Cretinism is a form of amentia, which is endemic in certain districts, especially in some of the valleys of Switzerland, Savoy, and France. The malady is not congenital, but its symptoms usually appear within a few months of birth. The characteristics of this form of idiocy are an enlarged thyroid gland constituting a goitre or bronchocele, a high-arched palate, dwarfed stature, squinting eyes, sallow complexion, small legs, conical head, large mouth, and indistinct speech.
Feeble-Minded.—These are persons who are capable of earning a living under favourable circumstances, but are incapable, from mental defect which has existed from birth or from an early age, of (a) competing on equal terms with their normal fellows, or (b) of managing themselves and their affairs with ordinary prudence. Feeble-mindedness may affect the moral nature only, rendering the person selfish, untruthful, obscene, or unemployable. The Act of 1899 controls feeble-minded children; many such become paupers, criminals, prostitutes, etc.
Mental Deficiency and Lunacy Act, 1913.—Those included under this Act are idiots, imbeciles, feeble-minded persons, and moral imbeciles. The parents or guardians of such children between the ages of five and sixteen years must provide for them education and proper care. If they are unable to do so, the School Boards or Parish Councils must do so.
XLII.—DEMENTIA: ACUTE, CHRONIC, SENILE, AND PARALYTIC
In dementia the mental aberration does not occur until the mind has become fully developed, thus differing from amentia, which is congenital or comes on very early in life.
Acute Dementia.—This is a condition of profound melancholy or stupor, which arises from sudden mental shock, the mind being, as it were, arrested and fixed in abstraction on the event.
Chronic Dementia is generally caused by the gradual action on the mind of grief or anxiety, by severe pain, mania, apoplexy, paralysis, or repeated attacks of epilepsy.
Senile Dementia is a form which is incidental to aged persons, and commences gradually with such symptoms as loss of memory for recent events, dulness of perception, and inability to fix the attention.

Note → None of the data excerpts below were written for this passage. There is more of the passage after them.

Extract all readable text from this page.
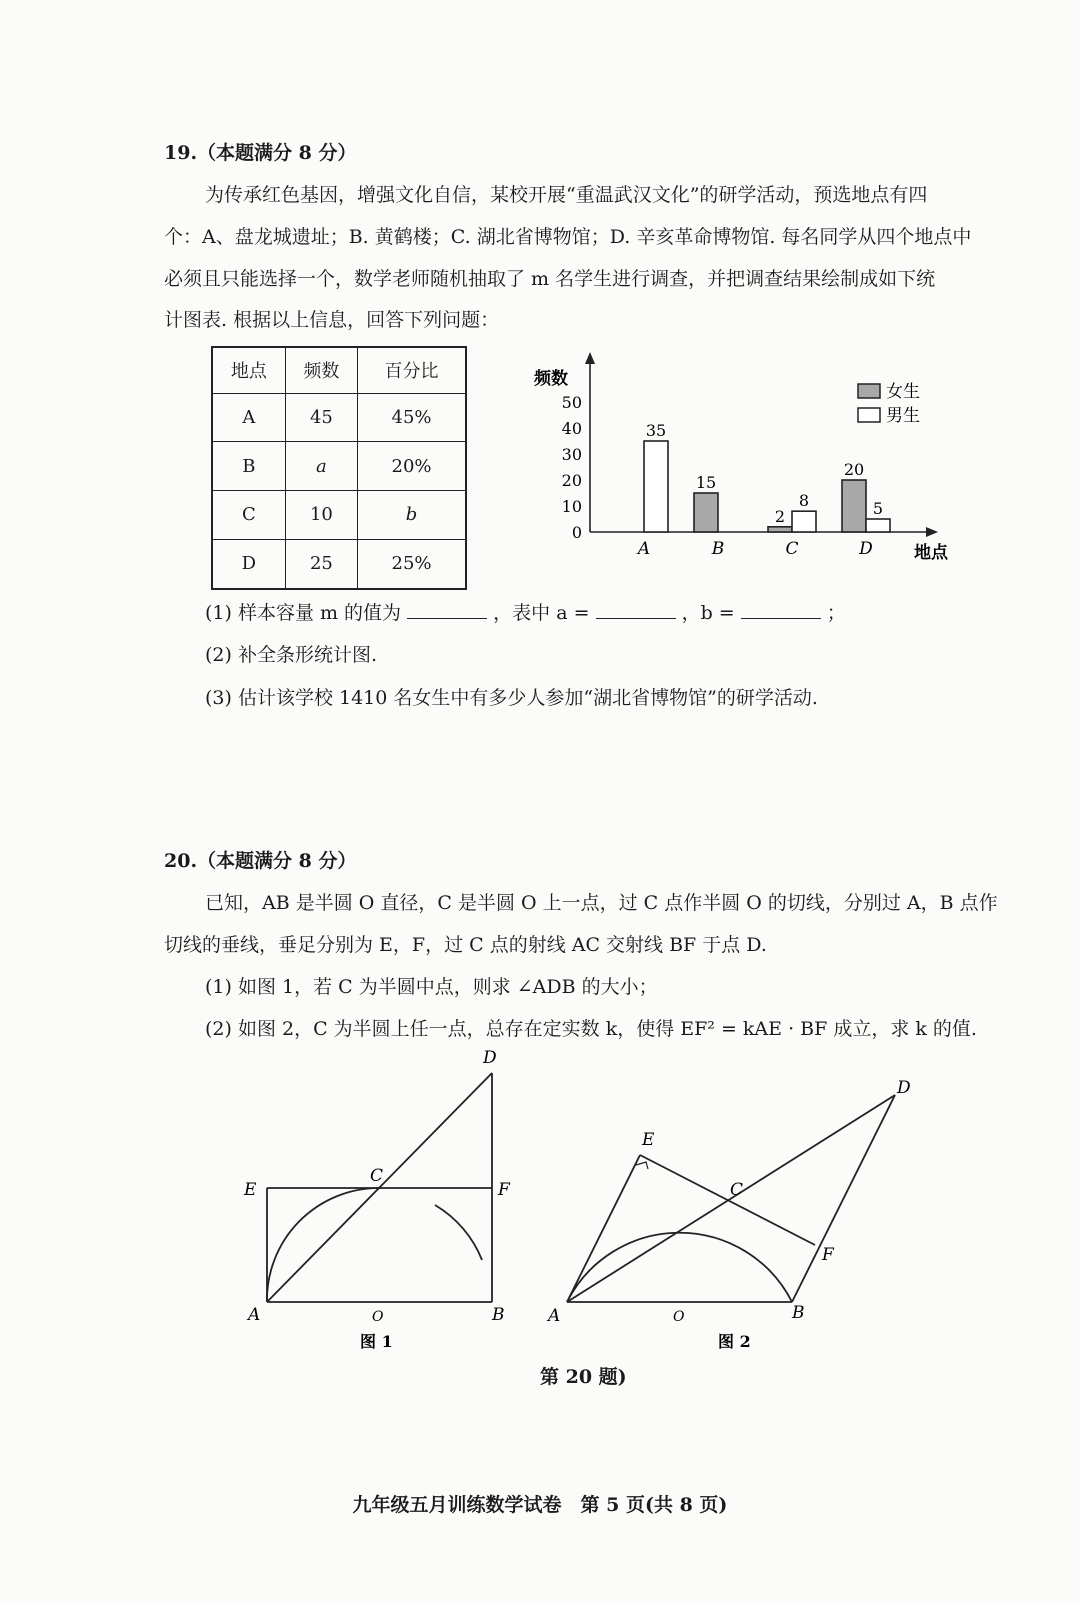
19.（本题满分 8 分）
为传承红色基因，增强文化自信，某校开展“重温武汉文化”的研学活动，预选地点有四
个：A、盘龙城遗址；B. 黄鹤楼；C. 湖北省博物馆；D. 辛亥革命博物馆. 每名同学从四个地点中
必须且只能选择一个，数学老师随机抽取了 m 名学生进行调查，并把调查结果绘制成如下统
计图表. 根据以上信息，回答下列问题：
地点	频数	百分比
A	45	45%
B	a	20%
C	10	b
D	25	25%
频数
地点
0
10
20
30
40
50
A
35
B
15
C
2
8
D
20
5
女生
男生
(1) 样本容量 m 的值为	，表中 a =	，b =	；
(2) 补全条形统计图.
(3) 估计该学校 1410 名女生中有多少人参加“湖北省博物馆”的研学活动.
20.（本题满分 8 分）
已知，AB 是半圆 O 直径，C 是半圆 O 上一点，过 C 点作半圆 O 的切线，分别过 A，B 点作
切线的垂线，垂足分别为 E，F，过 C 点的射线 AC 交射线 BF 于点 D.
(1) 如图 1，若 C 为半圆中点，则求 ∠ADB 的大小；
(2) 如图 2，C 为半圆上任一点，总存在定实数 k，使得 EF² = kAE · BF 成立，求 k 的值.
D
E	F
C
A	B
O
图 1
D
E
F
C
A	B
O
图 2
第 20 题)
九年级五月训练数学试卷　第 5 页(共 8 页)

Later on the reasoning powers begin to fail, and finally, memory, reason, and power of attention, are quite lost, the muscular power and force remaining intact. In the last stage there is simply bare physical existence.

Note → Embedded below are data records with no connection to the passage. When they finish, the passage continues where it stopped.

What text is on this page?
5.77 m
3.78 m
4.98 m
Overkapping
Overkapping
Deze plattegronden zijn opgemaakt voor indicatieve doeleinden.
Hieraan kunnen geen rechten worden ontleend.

General Paralysis of the Insane, Paralytic Dementia.—This is a most interesting form of dementia. It is closely allied to, if not identical with, locomotor ataxy. Its most prominent and characteristic symptom consists in delusions of great power, exalted position, and unlimited wealth—megalomania. The exaltation is universal, and the patient may maintain at one and the same time that he is running a theatrical company, that he is the Prince of Wales, and that he is the Almighty. Moral perversion is a common symptom, and the patient is often guilty of criminal assaults, indecent exposures, bigamous marriages, and the like. It is accompanied with progressive bodily and mental decay. Women are comparatively rarely affected by it, and it generally commences in men about middle age, and its duration is from a few months to three years. It is commonly parasyphilitic in origin. Paralytic symptoms first appear in the tongue, lips, and face; the speech becomes thick and hesitating. The paralytic symptoms gradually go on increasing, the sphincters refuse to act, and death may occur from suffocation and choking. Sometimes, during the earlier stages especially, there may be maniacal paroxysms or epileptic fits. The delusions remain the same throughout, the patient always expresses himself as being happy, and his last words will probably have reference to money and other absurd delusions.